Each of these types formed a sub section of the band and had between 25 and a 200 participants. So the whole band can have up to 3,000 members. Just one band out of hundreds.

The Parade starts early in the morning and didn't finish until late that night. Brian McFarland said he wasn't going to participate next year because he was fed up with the poor organizing.

His people were in costume by 7 AM, through the first judging stand by 10:30 AM and still didn't get through the third and final judging point until 8:30 that night. This means he lost a lot of his participants before the final and most important judging. And I suspect his was one of the most motivated groups.

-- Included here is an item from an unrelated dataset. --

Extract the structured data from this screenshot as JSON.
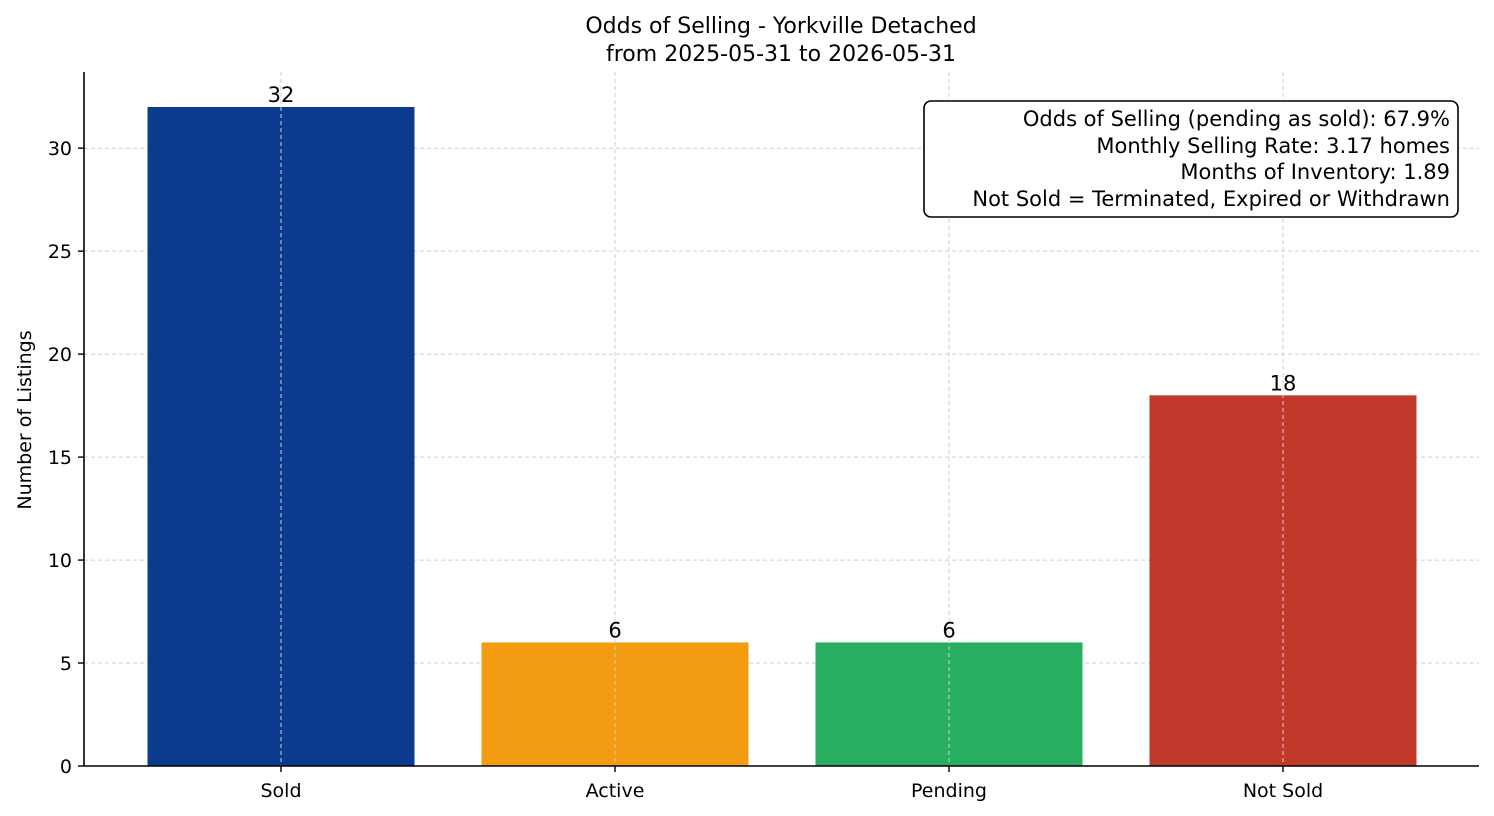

One of the reasons for the drop outs is the other important trucks accompanying the Bands; the refreshment trucks. Bands such as McFarlands are all inclusive bands. That means all you can drink (and they also have Pee trucks with them - with port-a-potties lined up on the truck beds). A top Band like Brian's costs about $800 to join. For this you get a costume (it's not clear to me whether you can keep it or not) and all you can drink. Only those in top shape (of some sort) can manage to walk (and dance) for twelve hours or more. Or they leave for a rest and then try to return later. That isn't always easy as in between the judging spots the bands take different routes, trying to keep moving. So as the day wore on the bands intermingled.

It was frustrating watching all this from up in the stands so we took off to walk the streets. At times we would be next to a band and just outside the security ropes. Most of my better pictures happened then. Other times the band would be by and nothing would be following, so we'd walk around the back streets. There we would encounter many multi color costumed participants enjoying some food and drink, sitting on the sidewalks and in the parks.
The sun was hot so we purchased bottles of water and beer along the way. For lunch we had roast chicken with rice and some stir fried veggies from a stand outside a Chinese restaurant. Most vendors had made up lunches in styrofoam containers and anywhere you could possibly sit, someone was sitting.

And as the afternoon drew on the whining stepped up. Whining is a "dance" movement where the man (or sometimes woman) steps close up behind a woman and they begin a bump and grind to the music. Lamada but from the rear!

Two couples here demonstrate the process. It appeared that not all the participants knew the person approaching them - it's just a friendly gesture I guess. Sometimes this turns into a group manuver with three or four stacked up. The song "Palance" had a number of other dance moves called for in the lyrics. Hands went up, then the group moved to the left and to the right with the leading leg lifted. One of the photos near the top on the right shows one of the white sailor costumed ladies leading a group of devils in this step.

One of the sayings about Carnival is "Baccanal is Carnival and Carnival is Baccanal". We left at 4 PM so I'm afraid we saw the family rated version. As the night went on we suspect that everyone lossened up considerable. To be honest the real fun is being one of the participants not the audience!